Could you believe there are still Republicans like new Sen. Mike Alan Clark who told the Democrat-Gazette yesterday that he still believes Medicaid expansion is a cafeteria plan that will allow the Republican state legislature to choose small parts of federal law he wants to obey? It's not 1957, fellows. That scaled-back Medicaid idea was a nice campaign fib to feed to those who might think universal health care is a good thing. But now the Republican majority must govern. And if Medicaid expansion is refused, it means more than the loss of services for 250,000 more Arkansas citizens. It also means a loss of money that could cut the existing Medicaid shortfall. That means the legislature will have to come up with $350 million a year to support the existing Medicaid program, either by an increase in taxes or a reduction in services (and the jobs of those who provide the services). It's not brain surgery. It's arithmetic. Again.

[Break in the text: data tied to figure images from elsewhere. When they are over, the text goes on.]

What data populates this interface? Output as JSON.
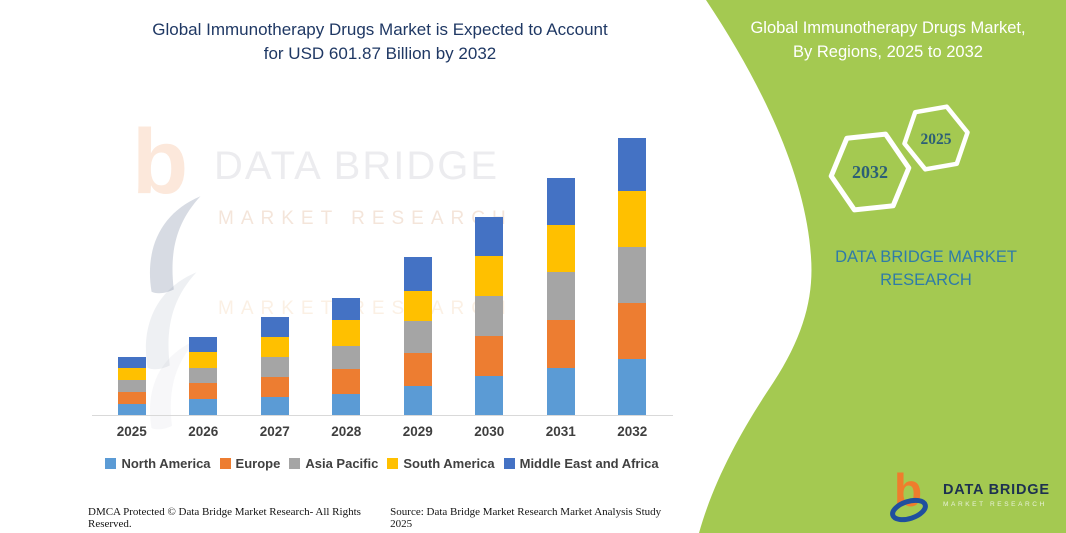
{
  "header": {
    "title_line1": "Global Immunotherapy Drugs Market is Expected to Account",
    "title_line2": "for USD 601.87 Billion by 2032"
  },
  "chart_data": {
    "type": "bar",
    "stacked": true,
    "unit": "USD Billion",
    "title": "Global Immunotherapy Drugs Market is Expected to Account for USD 601.87 Billion by 2032",
    "xlabel": "",
    "ylabel": "",
    "ylim": [
      0,
      620
    ],
    "grid": false,
    "legend_position": "bottom",
    "axis_color": "#d9d9d9",
    "categories": [
      "2025",
      "2026",
      "2027",
      "2028",
      "2029",
      "2030",
      "2031",
      "2032"
    ],
    "series": [
      {
        "name": "North America",
        "color": "#5B9BD5",
        "values": [
          25,
          35,
          40,
          46,
          63,
          84,
          103,
          121
        ]
      },
      {
        "name": "Europe",
        "color": "#ED7D31",
        "values": [
          25,
          34,
          43,
          53,
          72,
          88,
          103,
          122
        ]
      },
      {
        "name": "Asia Pacific",
        "color": "#A5A5A5",
        "values": [
          26,
          34,
          43,
          52,
          70,
          87,
          104,
          122
        ]
      },
      {
        "name": "South America",
        "color": "#FFC000",
        "values": [
          26,
          34,
          44,
          56,
          65,
          86,
          103,
          121
        ]
      },
      {
        "name": "Middle East and Africa",
        "color": "#4472C4",
        "values": [
          25,
          33,
          43,
          47,
          73,
          86,
          103,
          115.87
        ]
      }
    ],
    "totals": [
      127,
      170,
      213,
      254,
      343,
      431,
      516,
      601.87
    ]
  },
  "side_panel": {
    "bg_color": "#a4c951",
    "title_line1": "Global Immunotherapy Drugs Market,",
    "title_line2": "By Regions, 2025 to 2032",
    "hexagon_end_year": "2032",
    "hexagon_start_year": "2025",
    "brand_line1": "DATA BRIDGE MARKET",
    "brand_line2": "RESEARCH",
    "logo": {
      "b_glyph": "b",
      "name": "DATA BRIDGE",
      "sub": "MARKET RESEARCH"
    }
  },
  "watermark": {
    "b_glyph": "b",
    "brand": "DATA BRIDGE",
    "sub": "MARKET RESEARCH"
  },
  "footer": {
    "left": "DMCA Protected © Data Bridge Market Research- All Rights Reserved.",
    "right": "Source: Data Bridge Market Research Market Analysis Study 2025"
  }
}
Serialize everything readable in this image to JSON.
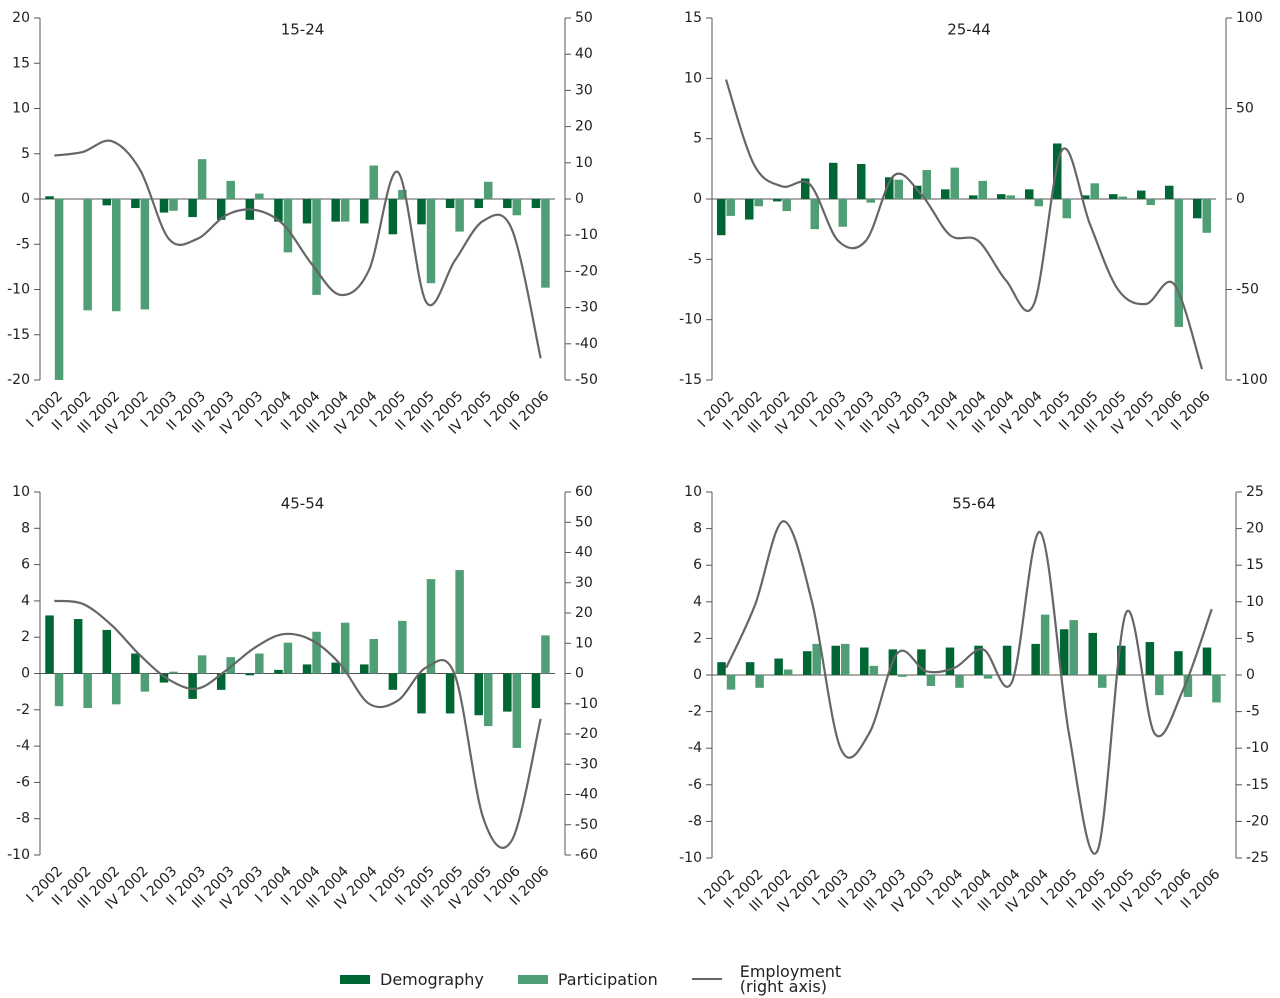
{
  "chart_data": [
    {
      "type": "bar",
      "title": "15-24",
      "categories": [
        "I 2002",
        "II 2002",
        "III 2002",
        "IV 2002",
        "I 2003",
        "II 2003",
        "III 2003",
        "IV 2003",
        "I 2004",
        "II 2004",
        "III 2004",
        "IV 2004",
        "I 2005",
        "II 2005",
        "III 2005",
        "IV 2005",
        "I 2006",
        "II 2006"
      ],
      "series": [
        {
          "name": "Demography",
          "color": "#006633",
          "values": [
            0.3,
            0,
            -0.7,
            -1,
            -1.5,
            -2,
            -2.3,
            -2.3,
            -2.5,
            -2.7,
            -2.5,
            -2.7,
            -3.9,
            -2.8,
            -1,
            -1,
            -1,
            -1
          ]
        },
        {
          "name": "Participation",
          "color": "#4f9e76",
          "values": [
            -20,
            -12.3,
            -12.4,
            -12.2,
            -1.3,
            4.4,
            2,
            0.6,
            -5.9,
            -10.6,
            -2.5,
            3.7,
            1,
            -9.3,
            -3.6,
            1.9,
            -1.8,
            -9.8
          ]
        },
        {
          "name": "Employment (right axis)",
          "color": "#666666",
          "axis": "y2",
          "values": [
            12,
            13,
            16,
            8,
            -11,
            -11,
            -4.5,
            -3,
            -7,
            -18,
            -26.5,
            -19.6,
            7.5,
            -28.5,
            -17,
            -6,
            -8.5,
            -44
          ]
        }
      ],
      "ylim": [
        -20,
        20
      ],
      "yticks": [
        -20,
        -15,
        -10,
        -5,
        0,
        5,
        10,
        15,
        20
      ],
      "y2lim": [
        -50,
        50
      ],
      "y2ticks": [
        -50,
        -40,
        -30,
        -20,
        -10,
        0,
        10,
        20,
        30,
        40,
        50
      ]
    },
    {
      "type": "bar",
      "title": "25-44",
      "categories": [
        "I 2002",
        "II 2002",
        "III 2002",
        "IV 2002",
        "I 2003",
        "II 2003",
        "III 2003",
        "IV 2003",
        "I 2004",
        "II 2004",
        "III 2004",
        "IV 2004",
        "I 2005",
        "II 2005",
        "III 2005",
        "IV 2005",
        "I 2006",
        "II 2006"
      ],
      "series": [
        {
          "name": "Demography",
          "color": "#006633",
          "values": [
            -3,
            -1.7,
            -0.2,
            1.7,
            3,
            2.9,
            1.8,
            1.1,
            0.8,
            0.3,
            0.4,
            0.8,
            4.6,
            0.3,
            0.4,
            0.7,
            1.1,
            -1.6
          ]
        },
        {
          "name": "Participation",
          "color": "#4f9e76",
          "values": [
            -1.4,
            -0.6,
            -1,
            -2.5,
            -2.3,
            -0.3,
            1.6,
            2.4,
            2.6,
            1.5,
            0.3,
            -0.6,
            -1.6,
            1.3,
            0.2,
            -0.5,
            -10.6,
            -2.8
          ]
        },
        {
          "name": "Employment (right axis)",
          "color": "#666666",
          "axis": "y2",
          "values": [
            66,
            19,
            7,
            8,
            -23,
            -23,
            13,
            2,
            -20,
            -23,
            -45,
            -58,
            27,
            -14,
            -50,
            -58,
            -47,
            -94
          ]
        }
      ],
      "ylim": [
        -15,
        15
      ],
      "yticks": [
        -15,
        -10,
        -5,
        0,
        5,
        10,
        15
      ],
      "y2lim": [
        -100,
        100
      ],
      "y2ticks": [
        -100,
        -50,
        0,
        50,
        100
      ]
    },
    {
      "type": "bar",
      "title": "45-54",
      "categories": [
        "I 2002",
        "II 2002",
        "III 2002",
        "IV 2002",
        "I 2003",
        "II 2003",
        "III 2003",
        "IV 2003",
        "I 2004",
        "II 2004",
        "III 2004",
        "IV 2004",
        "I 2005",
        "II 2005",
        "III 2005",
        "IV 2005",
        "I 2006",
        "II 2006"
      ],
      "series": [
        {
          "name": "Demography",
          "color": "#006633",
          "values": [
            3.2,
            3,
            2.4,
            1.1,
            -0.5,
            -1.4,
            -0.9,
            -0.1,
            0.2,
            0.5,
            0.6,
            0.5,
            -0.9,
            -2.2,
            -2.2,
            -2.3,
            -2.1,
            -1.9
          ]
        },
        {
          "name": "Participation",
          "color": "#4f9e76",
          "values": [
            -1.8,
            -1.9,
            -1.7,
            -1,
            0.1,
            1,
            0.9,
            1.1,
            1.7,
            2.3,
            2.8,
            1.9,
            2.9,
            5.2,
            5.7,
            -2.9,
            -4.1,
            2.1
          ]
        },
        {
          "name": "Employment (right axis)",
          "color": "#666666",
          "axis": "y2",
          "values": [
            24,
            23,
            16,
            6,
            -2,
            -5,
            1,
            8.5,
            13,
            11,
            3,
            -10,
            -9,
            2,
            -0.5,
            -48,
            -55,
            -15
          ]
        }
      ],
      "ylim": [
        -10,
        10
      ],
      "yticks": [
        -10,
        -8,
        -6,
        -4,
        -2,
        0,
        2,
        4,
        6,
        8,
        10
      ],
      "y2lim": [
        -60,
        60
      ],
      "y2ticks": [
        -60,
        -50,
        -40,
        -30,
        -20,
        -10,
        0,
        10,
        20,
        30,
        40,
        50,
        60
      ]
    },
    {
      "type": "bar",
      "title": "55-64",
      "categories": [
        "I 2002",
        "II 2002",
        "III 2002",
        "IV 2002",
        "I 2003",
        "II 2003",
        "III 2003",
        "IV 2003",
        "I 2004",
        "II 2004",
        "III 2004",
        "IV 2004",
        "I 2005",
        "II 2005",
        "III 2005",
        "IV 2005",
        "I 2006",
        "II 2006"
      ],
      "series": [
        {
          "name": "Demography",
          "color": "#006633",
          "values": [
            0.7,
            0.7,
            0.9,
            1.3,
            1.6,
            1.5,
            1.4,
            1.4,
            1.5,
            1.6,
            1.6,
            1.7,
            2.5,
            2.3,
            1.6,
            1.8,
            1.3,
            1.5
          ]
        },
        {
          "name": "Participation",
          "color": "#4f9e76",
          "values": [
            -0.8,
            -0.7,
            0.3,
            1.7,
            1.7,
            0.5,
            -0.1,
            -0.6,
            -0.7,
            -0.2,
            0,
            3.3,
            3,
            -0.7,
            0,
            -1.1,
            -1.2,
            -1.5
          ]
        },
        {
          "name": "Employment (right axis)",
          "color": "#666666",
          "axis": "y2",
          "values": [
            1,
            9.5,
            21,
            10,
            -10,
            -8,
            3,
            0.5,
            1,
            3.5,
            -1,
            19.5,
            -8,
            -24,
            8.5,
            -8,
            -2,
            9
          ]
        }
      ],
      "ylim": [
        -10,
        10
      ],
      "yticks": [
        -10,
        -8,
        -6,
        -4,
        -2,
        0,
        2,
        4,
        6,
        8,
        10
      ],
      "y2lim": [
        -25,
        25
      ],
      "y2ticks": [
        -25,
        -20,
        -15,
        -10,
        -5,
        0,
        5,
        10,
        15,
        20,
        25
      ]
    }
  ]
}
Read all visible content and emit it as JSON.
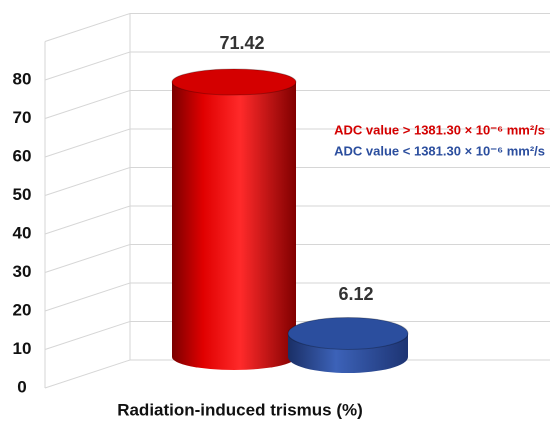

Thank goodness the balance of the U.S. is not Arkansas.

The Civil War metaphor is really apt, isn't it? A changed majority is pitted against a South determined to resist down to the last mule and sidearm. And I do mean sidearms.

UPDATE: Note that anti-immigrant Sean Hannity suddenly is "evolving" on immigration. Republicans want those Latino votes. No evolution on black people just yet. Will evolution reach Arkansas? Since evolution hasn't reached Arkansas science classrooms lo these many decades after Scopes, it seems hard to believe.